Two Canadian mayors’ take on how to address the housing crisis

With approximately 1.5 million people in peril due to the lack of safe, decent, and affordable homes, Toronto mayor John Tory and Edmonton mayor Don Iveson recently outlined the most effective measures that can be implemented in response to this national emergency.
 
In a collaboration piece published by The Globe and Mail on September 30, Tory and Iveson argued that the lack of affordability will harm Canada’s livability, productivity, and overall economic strength in the long run.
 
Among the most important steps that should be taken is committing a significant part of the 2017 budget to affordable housing.
 
“Progress starts with securing Canada’s existing 600,000 social housing units – a lifeline for people with disabilities, for newcomers, for low-income seniors,” the mayors wrote. “These homes depend on federal operating agreements that are expiring and without new investment, tens of thousands of vulnerable families could lose their homes each year.”
 
Improving supply is a crucial factor, as well.
 
“Learning from the past, construction of new affordable and social housing should be designed differently with greater flexibility to suit local realities, harness local solutions, leverage the expertise of existing social and affordable housing providers from both the private and public sectors, and utilize federal surplus lands,” the duo suggested. “We [also] need smart investment to grow the sputtering rental housing market – to serve families at a variety of income levels.”
 
Furthermore, capital should be provided for the development of novel approaches to the crisis.
 
“Using funding committed to in budget 2016 for an affordable rental housing innovation fund, enable direct funding to cities facing the greatest housing challenges, as evidenced by percentage of households in core housing need and rates of homelessness, so that they can support local innovations to test out new housing solutions based on local needs and priorities.”

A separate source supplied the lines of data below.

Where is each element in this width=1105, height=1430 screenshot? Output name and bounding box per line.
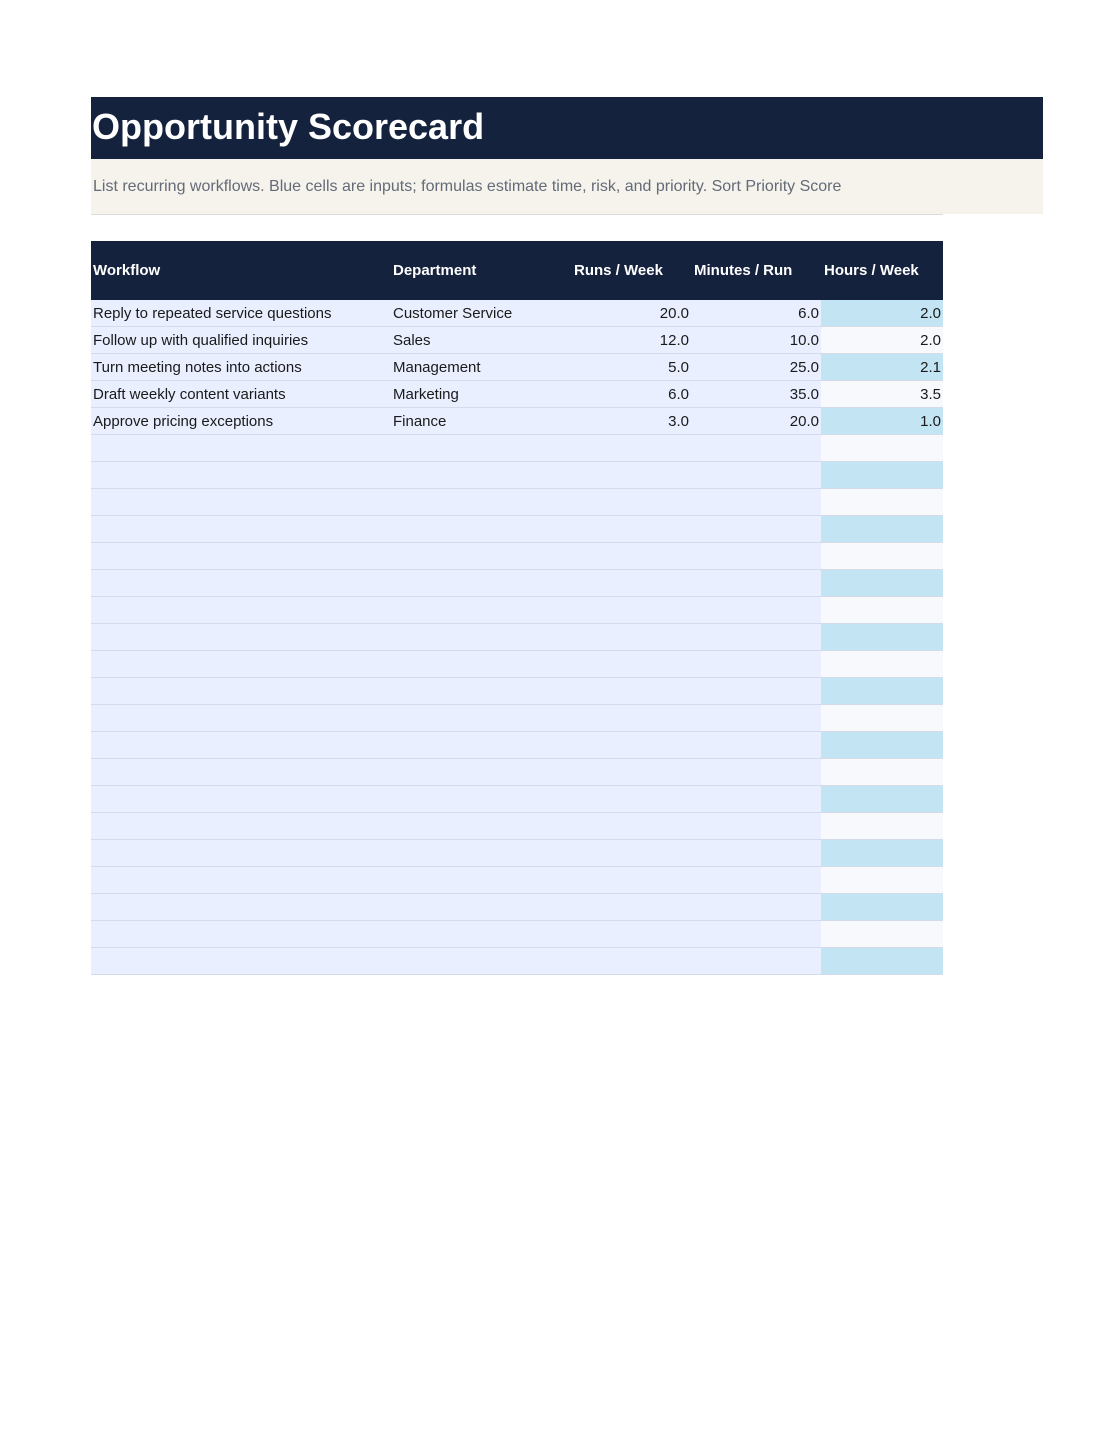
- instructions-text: List recurring workflows. Blue cells are inputs; formulas estimate time, risk, and priority. Sort Priority Score: [93, 178, 842, 195]
- hours-per-week-cell[interactable]: [821, 651, 943, 677]
- column-header-hours-per-week[interactable]: Hours / Week: [824, 262, 919, 279]
- department-cell[interactable]: [391, 543, 571, 569]
- table-row: [91, 813, 943, 840]
- department-cell[interactable]: [391, 570, 571, 596]
- department-cell[interactable]: [391, 678, 571, 704]
- table-row: [91, 300, 943, 327]
- minutes-per-run-cell[interactable]: 20.0: [691, 408, 821, 434]
- table-row: [91, 597, 943, 624]
- runs-per-week-cell[interactable]: [571, 948, 691, 974]
- column-header-minutes-per-run[interactable]: Minutes / Run: [694, 262, 793, 279]
- hours-per-week-cell[interactable]: [821, 624, 943, 650]
- runs-per-week-cell[interactable]: 5.0: [571, 354, 691, 380]
- workflow-cell[interactable]: [91, 921, 391, 947]
- hours-per-week-cell[interactable]: [821, 921, 943, 947]
- runs-per-week-cell[interactable]: [571, 921, 691, 947]
- department-cell[interactable]: [391, 813, 571, 839]
- workflow-cell[interactable]: [91, 759, 391, 785]
- workflow-cell[interactable]: [91, 948, 391, 974]
- minutes-per-run-cell[interactable]: [691, 705, 821, 731]
- runs-per-week-cell[interactable]: 12.0: [571, 327, 691, 353]
- runs-per-week-cell[interactable]: 6.0: [571, 381, 691, 407]
- workflow-cell[interactable]: [91, 597, 391, 623]
- hours-per-week-cell[interactable]: [821, 759, 943, 785]
- department-cell[interactable]: [391, 759, 571, 785]
- minutes-per-run-cell[interactable]: 25.0: [691, 354, 821, 380]
- runs-per-week-cell[interactable]: [571, 462, 691, 488]
- department-cell[interactable]: [391, 705, 571, 731]
- minutes-per-run-cell[interactable]: 6.0: [691, 300, 821, 326]
- minutes-per-run-cell[interactable]: [691, 462, 821, 488]
- runs-per-week-cell[interactable]: 3.0: [571, 408, 691, 434]
- department-cell[interactable]: [391, 948, 571, 974]
- table-row: [91, 624, 943, 651]
- workflow-cell[interactable]: [91, 732, 391, 758]
- runs-per-week-cell[interactable]: [571, 597, 691, 623]
- minutes-per-run-cell[interactable]: [691, 921, 821, 947]
- minutes-per-run-cell[interactable]: [691, 813, 821, 839]
- column-header-department[interactable]: Department: [393, 262, 477, 279]
- workflow-cell[interactable]: [91, 489, 391, 515]
- hours-per-week-cell[interactable]: [821, 489, 943, 515]
- table-row: [91, 570, 943, 597]
- department-cell[interactable]: [391, 732, 571, 758]
- department-cell[interactable]: Finance: [391, 408, 571, 434]
- divider: [91, 214, 943, 215]
- runs-per-week-cell[interactable]: [571, 570, 691, 596]
- table-row: [91, 840, 943, 867]
- department-cell[interactable]: [391, 435, 571, 461]
- table-row: [91, 435, 943, 462]
- hours-per-week-cell[interactable]: [821, 597, 943, 623]
- department-cell[interactable]: [391, 516, 571, 542]
- workflow-cell[interactable]: Follow up with qualified inquiries: [91, 327, 391, 353]
- minutes-per-run-cell[interactable]: [691, 597, 821, 623]
- page-title: Opportunity Scorecard: [92, 106, 485, 147]
- hours-per-week-cell[interactable]: [821, 867, 943, 893]
- workflow-cell[interactable]: Reply to repeated service questions: [91, 300, 391, 326]
- runs-per-week-cell[interactable]: [571, 435, 691, 461]
- workflow-cell[interactable]: [91, 624, 391, 650]
- workflow-cell[interactable]: Approve pricing exceptions: [91, 408, 391, 434]
- runs-per-week-cell[interactable]: [571, 489, 691, 515]
- hours-per-week-cell[interactable]: [821, 786, 943, 812]
- table-row: [91, 408, 943, 435]
- table-row: [91, 651, 943, 678]
- hours-per-week-cell[interactable]: [821, 570, 943, 596]
- hours-per-week-cell[interactable]: [821, 894, 943, 920]
- minutes-per-run-cell[interactable]: [691, 651, 821, 677]
- department-cell[interactable]: Customer Service: [391, 300, 571, 326]
- title-banner: [91, 97, 1043, 159]
- minutes-per-run-cell[interactable]: [691, 867, 821, 893]
- table-row: [91, 516, 943, 543]
- hours-per-week-cell[interactable]: [821, 435, 943, 461]
- table-row: [91, 354, 943, 381]
- department-cell[interactable]: [391, 462, 571, 488]
- minutes-per-run-cell[interactable]: [691, 543, 821, 569]
- minutes-per-run-cell[interactable]: 35.0: [691, 381, 821, 407]
- hours-per-week-cell[interactable]: 2.0: [821, 327, 943, 353]
- workflow-cell[interactable]: [91, 516, 391, 542]
- workflow-cell[interactable]: [91, 462, 391, 488]
- runs-per-week-cell[interactable]: 20.0: [571, 300, 691, 326]
- minutes-per-run-cell[interactable]: [691, 570, 821, 596]
- table-row: [91, 894, 943, 921]
- workflow-cell[interactable]: [91, 813, 391, 839]
- minutes-per-run-cell[interactable]: [691, 840, 821, 866]
- table-row: [91, 543, 943, 570]
- column-header-runs-per-week[interactable]: Runs / Week: [574, 262, 663, 279]
- minutes-per-run-cell[interactable]: [691, 786, 821, 812]
- table-row: [91, 921, 943, 948]
- instructions-banner: [91, 159, 1043, 214]
- minutes-per-run-cell[interactable]: [691, 516, 821, 542]
- table-row: [91, 678, 943, 705]
- runs-per-week-cell[interactable]: [571, 759, 691, 785]
- table-row: [91, 705, 943, 732]
- department-cell[interactable]: [391, 651, 571, 677]
- column-header-workflow[interactable]: Workflow: [93, 262, 161, 279]
- hours-per-week-cell[interactable]: 1.0: [821, 408, 943, 434]
- minutes-per-run-cell[interactable]: [691, 624, 821, 650]
- table-row: [91, 381, 943, 408]
- hours-per-week-cell[interactable]: [821, 732, 943, 758]
- table-row: [91, 732, 943, 759]
- table-row: [91, 759, 943, 786]
- scorecard-table: [91, 241, 943, 975]
- hours-per-week-cell[interactable]: [821, 543, 943, 569]
- hours-per-week-cell[interactable]: [821, 813, 943, 839]
- department-cell[interactable]: [391, 921, 571, 947]
- workflow-cell[interactable]: [91, 894, 391, 920]
- workflow-cell[interactable]: Turn meeting notes into actions: [91, 354, 391, 380]
- minutes-per-run-cell[interactable]: [691, 894, 821, 920]
- workflow-cell[interactable]: Draft weekly content variants: [91, 381, 391, 407]
- department-cell[interactable]: [391, 894, 571, 920]
- table-row: [91, 462, 943, 489]
- minutes-per-run-cell[interactable]: [691, 732, 821, 758]
- hours-per-week-cell[interactable]: 3.5: [821, 381, 943, 407]
- minutes-per-run-cell[interactable]: [691, 948, 821, 974]
- hours-per-week-cell[interactable]: [821, 948, 943, 974]
- runs-per-week-cell[interactable]: [571, 894, 691, 920]
- hours-per-week-cell[interactable]: [821, 705, 943, 731]
- runs-per-week-cell[interactable]: [571, 543, 691, 569]
- table-row: [91, 948, 943, 975]
- department-cell[interactable]: [391, 597, 571, 623]
- hours-per-week-cell[interactable]: [821, 462, 943, 488]
- runs-per-week-cell[interactable]: [571, 651, 691, 677]
- runs-per-week-cell[interactable]: [571, 624, 691, 650]
- minutes-per-run-cell[interactable]: [691, 435, 821, 461]
- department-cell[interactable]: [391, 867, 571, 893]
- hours-per-week-cell[interactable]: [821, 516, 943, 542]
- table-header-row: [91, 241, 943, 300]
- runs-per-week-cell[interactable]: [571, 732, 691, 758]
- runs-per-week-cell[interactable]: [571, 867, 691, 893]
- hours-per-week-cell[interactable]: 2.0: [821, 300, 943, 326]
- minutes-per-run-cell[interactable]: [691, 678, 821, 704]
- department-cell[interactable]: [391, 786, 571, 812]
- workflow-cell[interactable]: [91, 435, 391, 461]
- department-cell[interactable]: Management: [391, 354, 571, 380]
- workflow-cell[interactable]: [91, 570, 391, 596]
- runs-per-week-cell[interactable]: [571, 678, 691, 704]
- department-cell[interactable]: [391, 840, 571, 866]
- department-cell[interactable]: Marketing: [391, 381, 571, 407]
- table-row: [91, 327, 943, 354]
- department-cell[interactable]: [391, 489, 571, 515]
- table-row: [91, 786, 943, 813]
- hours-per-week-cell[interactable]: 2.1: [821, 354, 943, 380]
- hours-per-week-cell[interactable]: [821, 840, 943, 866]
- table-body: [91, 300, 943, 975]
- minutes-per-run-cell[interactable]: 10.0: [691, 327, 821, 353]
- runs-per-week-cell[interactable]: [571, 786, 691, 812]
- table-row: [91, 489, 943, 516]
- runs-per-week-cell[interactable]: [571, 516, 691, 542]
- runs-per-week-cell[interactable]: [571, 705, 691, 731]
- workflow-cell[interactable]: [91, 543, 391, 569]
- workflow-cell[interactable]: [91, 867, 391, 893]
- workflow-cell[interactable]: [91, 651, 391, 677]
- table-row: [91, 867, 943, 894]
- workflow-cell[interactable]: [91, 678, 391, 704]
- runs-per-week-cell[interactable]: [571, 840, 691, 866]
- department-cell[interactable]: Sales: [391, 327, 571, 353]
- hours-per-week-cell[interactable]: [821, 678, 943, 704]
- runs-per-week-cell[interactable]: [571, 813, 691, 839]
- department-cell[interactable]: [391, 624, 571, 650]
- workflow-cell[interactable]: [91, 786, 391, 812]
- workflow-cell[interactable]: [91, 705, 391, 731]
- workflow-cell[interactable]: [91, 840, 391, 866]
- minutes-per-run-cell[interactable]: [691, 759, 821, 785]
- minutes-per-run-cell[interactable]: [691, 489, 821, 515]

Most importantly, any housing strategy at the federal level “should include a direction and timeline to examine CMHC’s mandate regarding housing policy within the federal system and the role of other federal departments in delivering on the objectives of the [national housing strategy].”
 
While the funding needed to “meaningfully” tackle the housing crisis clocks in at an estimated $12.6-billion, Tory and Iveson stressed that this tranche would definitely help address the worst effects of the affordability issue.
 
“The numbers are big, but the return on investment will be even bigger.”